Thursday, November 27, 2014


Adj. "Someone who is so incredibly douchey, that they are entertaining for that reason alone." I posted this definition of Facebook yesterday, but it occurred to me that the promise of Thanksgiving might not bring enough personally known douches. If you are craving someone douchealicious and your own Thanksgiving is falling short, may I present to you O.H.M.'s list of top five celebrity douches that you can Google to your heart's content:

1. Adam Levine: This greasy frontman from Maroon 5 (a.k.a. the worst band ever to strike a chord of music) in his mid-late thirties has a celebrity fragrance and bonked a series of Victoria Secrets Angels before settling on one who is 24 years old and has the word "hottie" as part of her actual NAME.

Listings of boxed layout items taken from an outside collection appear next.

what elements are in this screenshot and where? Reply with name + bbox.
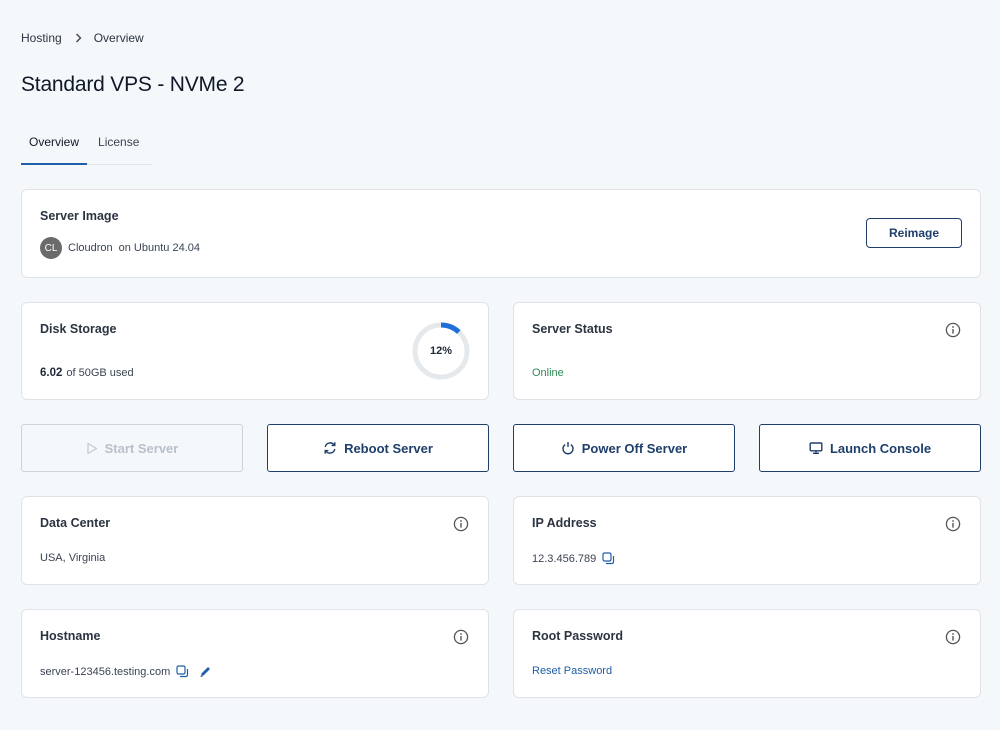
server-status-title: Server Status — [532, 322, 613, 336]
tab-license[interactable]: License — [91, 128, 152, 165]
server-image-app: Cloudron — [68, 242, 113, 254]
tab-bar: Overview License — [21, 128, 153, 165]
power-off-server-label: Power Off Server — [581, 440, 688, 456]
pencil-icon[interactable] — [199, 665, 212, 678]
hostname-title: Hostname — [40, 629, 101, 643]
info-icon[interactable] — [945, 322, 961, 338]
launch-console-label: Launch Console — [829, 440, 932, 456]
server-status-card: Server Status Online — [513, 302, 981, 400]
data-center-card: Data Center USA, Virginia — [21, 496, 489, 585]
server-image-os: on Ubuntu 24.04 — [118, 242, 200, 254]
power-off-server-button[interactable]: Power Off Server — [513, 424, 735, 472]
reboot-server-label: Reboot Server — [344, 440, 433, 456]
server-image-card: Server Image CL Cloudron on Ubuntu 24.04… — [21, 189, 981, 278]
server-status-value: Online — [532, 367, 564, 379]
server-image-title: Server Image — [40, 209, 119, 223]
disk-used-value: 6.02 — [40, 367, 63, 379]
info-icon[interactable] — [453, 629, 469, 645]
page-title: Standard VPS - NVMe 2 — [21, 73, 245, 96]
tab-overview[interactable]: Overview — [21, 128, 88, 165]
launch-console-button[interactable]: Launch Console — [759, 424, 981, 472]
power-icon — [561, 441, 575, 455]
info-icon[interactable] — [945, 629, 961, 645]
avatar: CL — [40, 237, 62, 259]
disk-usage-ring: 12% — [410, 320, 472, 382]
disk-storage-title: Disk Storage — [40, 322, 117, 336]
ip-address-value: 12.3.456.789 — [532, 552, 597, 565]
disk-total-text: of 50GB used — [66, 367, 134, 379]
start-server-label: Start Server — [104, 440, 179, 456]
breadcrumb: Hosting Overview — [21, 31, 144, 45]
reimage-button[interactable]: Reimage — [866, 218, 962, 248]
info-icon[interactable] — [945, 516, 961, 532]
monitor-icon — [809, 441, 823, 455]
server-image-info: CL Cloudron on Ubuntu 24.04 — [40, 237, 200, 259]
ip-address-row: 12.3.456.789 — [532, 552, 615, 565]
reboot-server-button[interactable]: Reboot Server — [267, 424, 489, 472]
reset-password-link[interactable]: Reset Password — [532, 665, 612, 677]
copy-icon[interactable] — [602, 552, 615, 565]
ip-address-title: IP Address — [532, 516, 597, 530]
hostname-value: server-123456.testing.com — [40, 665, 171, 678]
disk-usage: 6.02 of 50GB used — [40, 367, 134, 379]
breadcrumb-hosting-link[interactable]: Hosting — [21, 31, 62, 45]
copy-icon[interactable] — [176, 665, 189, 678]
root-password-card: Root Password Reset Password — [513, 609, 981, 698]
breadcrumb-current: Overview — [93, 31, 144, 45]
ip-address-card: IP Address 12.3.456.789 — [513, 496, 981, 585]
root-password-title: Root Password — [532, 629, 623, 643]
refresh-icon — [323, 441, 337, 455]
hostname-row: server-123456.testing.com — [40, 665, 212, 678]
disk-storage-card: Disk Storage 6.02 of 50GB used 12% — [21, 302, 489, 400]
hostname-card: Hostname server-123456.testing.com — [21, 609, 489, 698]
start-server-button[interactable]: Start Server — [21, 424, 243, 472]
chevron-right-icon — [75, 33, 82, 43]
data-center-title: Data Center — [40, 516, 111, 530]
play-icon — [86, 442, 98, 455]
info-icon[interactable] — [453, 516, 469, 532]
disk-percent-label: 12% — [429, 345, 453, 357]
data-center-value: USA, Virginia — [40, 552, 106, 564]
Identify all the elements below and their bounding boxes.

2. Kimye: The author of a 1,000 page selfie photo collection and the coiner of the phrase "Ima letchoo finish Taylor Swift" got married and had a baby named North West. The end.

3. Bret Michaels: See prior post titled "Paean to Bret Michaels"

4. Rush Limbaugh: This porcine, human incarnation of a pulled pork sandwich is sure to prompt scintillating conversation at any Thanksgiving with his deliciously awful brew of racist, sexist, homophobic, and all around socio-politically vile vitriol.

5. Gwenyth Paltrow: Someone who tells everyone that they need to do hot yoga with a personal trainer every day and put a wood burning pizza oven in their backyard while doing weekly juice cleanses. Because clearly, everyone can do that so easily! It's simple! (see prior post titled, "Simple.").